Abel (UK) Ltd sold paint stripper containing dichloromethane and a plant protection product containing sodium chlorate.
Dichloromethane (DCM) which is restricted under the registration, evaluation, authorisation and restriction of chemicals (REACH) regulations. Sodium chlorate is a prohibited substance.
Warwick Crown Court heard that the company also failed to check at the point of sale that the paint stripper containing DCM was either being sold for use in industrial installations or, after October 2016, to appropriately certificated professionals, which is a condition of sale.
Abel (UK) sold the products online. On discovering this, the Health & Safety Executive worked with online platforms to have its advertisements taken down and served enforcement notices to prohibit further supply.
However, the enforcement notices were ignored by Abel (UK). The company was finally dissolved in January 2018.

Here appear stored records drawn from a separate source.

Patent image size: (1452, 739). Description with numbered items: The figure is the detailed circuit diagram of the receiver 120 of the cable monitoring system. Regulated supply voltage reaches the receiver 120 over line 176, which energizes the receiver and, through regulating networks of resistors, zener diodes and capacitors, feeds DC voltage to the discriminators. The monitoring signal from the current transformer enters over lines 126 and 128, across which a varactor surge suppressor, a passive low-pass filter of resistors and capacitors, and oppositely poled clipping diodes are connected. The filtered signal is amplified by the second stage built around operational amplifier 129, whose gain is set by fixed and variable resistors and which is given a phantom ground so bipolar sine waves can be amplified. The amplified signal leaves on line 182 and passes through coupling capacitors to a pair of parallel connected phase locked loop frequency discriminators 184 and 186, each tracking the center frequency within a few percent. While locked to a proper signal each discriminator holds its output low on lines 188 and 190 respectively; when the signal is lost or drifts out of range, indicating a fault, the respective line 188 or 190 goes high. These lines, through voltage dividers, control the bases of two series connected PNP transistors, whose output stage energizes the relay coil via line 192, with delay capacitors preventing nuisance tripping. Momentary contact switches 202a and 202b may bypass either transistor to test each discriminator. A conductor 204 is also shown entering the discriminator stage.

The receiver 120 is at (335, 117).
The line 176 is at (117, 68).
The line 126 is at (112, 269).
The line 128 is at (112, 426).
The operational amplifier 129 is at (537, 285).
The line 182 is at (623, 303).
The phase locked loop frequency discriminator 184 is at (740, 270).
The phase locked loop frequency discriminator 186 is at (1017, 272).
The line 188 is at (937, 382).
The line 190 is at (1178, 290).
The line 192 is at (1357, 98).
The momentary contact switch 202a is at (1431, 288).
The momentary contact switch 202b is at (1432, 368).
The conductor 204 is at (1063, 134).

Abel (UK) Ltd’s director, Nicholas Corbett of Weddington Road, Nuneaton, pleaded guilty to breaching regulations 9 and 18 of the Plant Protection Products Regulations 2011 and regulation 10 of The REACH Enforcement Regulations 2008. He was given a 10-month custodial sentence.
HSE inspector Sarah Dutton said after the hearing: “Chemicals are carefully regulated to protect human health and the environment. Sodium chlorate is not approved for use in weed killers, as a safe level of use was not established for operators. Dichloromethane (DCM) has been restricted in paint strippers due to concerns for human health during its use – it has caused fatalities when not used properly.
“Companies should be aware that HSE will take robust action against those who unnecessarily put the lives of workers and the public at risk, and against those who endanger the environment, through the inappropriate supply and use of chemicals.”